Millington claims that Beckmesser, in his serenade in the second act of the opera, recalls synagogue chant.
You be the judge.
I suppose we will never know what Wagner intended; Wagner's anti-Semitic intent in Die Meistersinger is not something that can be proven. It's a matter of interpretation and inference. And we are free to speculate. Whether Wagner's characterization of Beckmesser is anti-Semitic is similar to the question of whether a person who incorporates words and phrases in his speech such as July (Jew lie?), liar, liar pants on fire (the notion that Jews are liars is, arguably, an anti-Semitic stereotype), and oy veh is motivated by an anti-semitic animus.
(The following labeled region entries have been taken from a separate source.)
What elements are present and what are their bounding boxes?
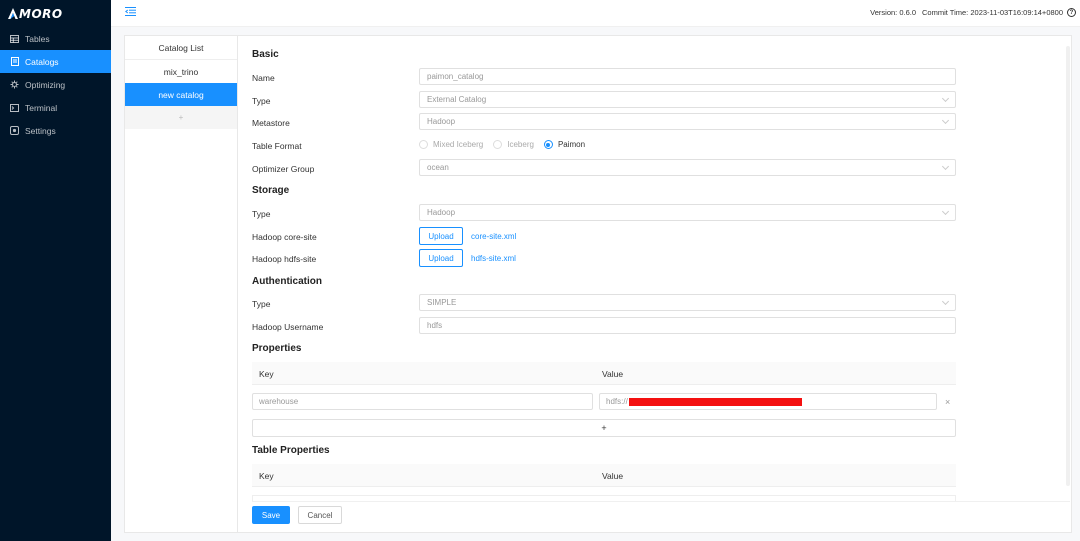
properties-table-header: Key Value	[252, 362, 956, 385]
radio-label: Iceberg	[507, 140, 534, 149]
name-label: Name	[252, 73, 275, 83]
sidebar-item-catalogs[interactable]: Catalogs	[0, 50, 111, 73]
section-title-properties: Properties	[252, 343, 302, 354]
catalog-item-mix-trino[interactable]: mix_trino	[125, 60, 237, 83]
key-column-header: Key	[259, 471, 274, 481]
catalog-icon	[10, 57, 19, 66]
property-value-input[interactable]: hdfs://	[599, 393, 937, 410]
settings-icon	[10, 126, 19, 135]
table-format-label: Table Format	[252, 141, 302, 151]
hadoop-username-input[interactable]: hdfs	[419, 317, 956, 334]
core-site-label: Hadoop core-site	[252, 232, 317, 242]
sidebar-item-terminal[interactable]: Terminal	[0, 96, 111, 119]
optimizer-group-label: Optimizer Group	[252, 164, 315, 174]
sidebar-item-optimizing[interactable]: Optimizing	[0, 73, 111, 96]
catalog-form: Basic Name paimon_catalog Type External …	[252, 36, 1070, 532]
top-header: Version: 0.6.0 Commit Time: 2023-11-03T1…	[111, 0, 1080, 27]
sidebar-item-label: Catalogs	[25, 56, 59, 67]
auth-type-select[interactable]: SIMPLE	[419, 294, 956, 311]
radio-paimon[interactable]: Paimon	[543, 140, 586, 149]
sidebar-item-label: Terminal	[25, 102, 58, 113]
sidebar-item-label: Settings	[25, 125, 56, 136]
table-properties-header: Key Value	[252, 464, 956, 487]
radio-circle	[543, 140, 553, 149]
hdfs-site-upload-button[interactable]: Upload	[419, 249, 463, 267]
radio-label: Mixed Iceberg	[433, 140, 484, 149]
delete-row-icon[interactable]: ×	[945, 397, 950, 407]
logo-text: MORO	[19, 6, 63, 21]
section-title-storage: Storage	[252, 185, 290, 196]
catalog-list-title: Catalog List	[125, 36, 237, 60]
version-info: Version: 0.6.0 Commit Time: 2023-11-03T1…	[870, 8, 1076, 17]
version-label: Version: 0.6.0	[870, 8, 917, 17]
name-input[interactable]: paimon_catalog	[419, 68, 956, 85]
optimizer-group-select[interactable]: ocean	[419, 159, 956, 176]
sidebar-item-label: Tables	[25, 33, 50, 44]
sidebar-item-settings[interactable]: Settings	[0, 119, 111, 142]
catalog-item-new-catalog[interactable]: new catalog	[125, 83, 237, 106]
logo-mark-icon	[8, 8, 18, 19]
key-column-header: Key	[259, 369, 274, 379]
logo[interactable]: MORO	[0, 0, 111, 27]
optimizing-icon	[10, 80, 19, 89]
hadoop-username-label: Hadoop Username	[252, 322, 324, 332]
add-property-button[interactable]: +	[252, 419, 956, 437]
hdfs-site-label: Hadoop hdfs-site	[252, 254, 317, 264]
table-icon	[10, 34, 19, 43]
value-column-header: Value	[602, 471, 624, 481]
catalog-panel: Catalog List mix_trino new catalog + Bas…	[124, 35, 1072, 533]
type-label: Type	[252, 96, 271, 106]
main-content: Catalog List mix_trino new catalog + Bas…	[111, 27, 1080, 541]
form-scrollbar[interactable]	[1066, 46, 1070, 486]
core-site-upload-button[interactable]: Upload	[419, 227, 463, 245]
value-column-header: Value	[602, 369, 624, 379]
radio-circle	[419, 140, 428, 149]
redaction-bar	[628, 397, 802, 406]
sidebar: MORO Tables Catalogs Optimizing Terminal…	[0, 0, 111, 541]
help-icon[interactable]: ?	[1067, 8, 1076, 17]
property-key-input[interactable]: warehouse	[252, 393, 593, 410]
metastore-label: Metastore	[252, 118, 290, 128]
radio-mixed-iceberg[interactable]: Mixed Iceberg	[419, 140, 483, 149]
footer-divider	[252, 501, 1070, 502]
storage-type-label: Type	[252, 209, 271, 219]
radio-label: Paimon	[557, 140, 586, 149]
section-title-basic: Basic	[252, 49, 279, 60]
catalog-list: Catalog List mix_trino new catalog +	[125, 36, 238, 532]
table-format-radio-group: Mixed Iceberg Iceberg Paimon	[419, 140, 595, 149]
storage-type-select[interactable]: Hadoop	[419, 204, 956, 221]
auth-type-label: Type	[252, 299, 271, 309]
save-button[interactable]: Save	[252, 506, 290, 524]
radio-iceberg[interactable]: Iceberg	[493, 140, 534, 149]
core-site-file-link[interactable]: core-site.xml	[471, 232, 516, 241]
sidebar-item-tables[interactable]: Tables	[0, 27, 111, 50]
menu-collapse-icon[interactable]	[124, 7, 136, 18]
section-title-authentication: Authentication	[252, 276, 322, 287]
commit-time-label: Commit Time: 2023-11-03T16:09:14+0800	[922, 8, 1063, 17]
terminal-icon	[10, 103, 19, 112]
section-title-table-properties: Table Properties	[252, 445, 330, 456]
add-catalog-button[interactable]: +	[125, 106, 237, 129]
metastore-select[interactable]: Hadoop	[419, 113, 956, 130]
cancel-button[interactable]: Cancel	[298, 506, 342, 524]
hdfs-site-file-link[interactable]: hdfs-site.xml	[471, 254, 516, 263]
property-value-text: hdfs://	[606, 397, 628, 406]
type-select[interactable]: External Catalog	[419, 91, 956, 108]
sidebar-item-label: Optimizing	[25, 79, 66, 90]
radio-circle	[493, 140, 503, 149]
We're permitted to have our own opinions. I would refrain from concluding that Barry Millington's interpretations of Wagner's possible anti-Semitism necessarily indicate that Millington is psychotic and potentially violent, however. But hey, that's me.
By the way, Charles Rosen rebuts Millington's arguments in "Wagner's Anti-Semitism." The New York Review of Books. Nowhere does Rosen suggest that Millington is mentally disturbed because he believes that Wagner's Die Meistersinger seeks to advance an anti-Semitic agenda.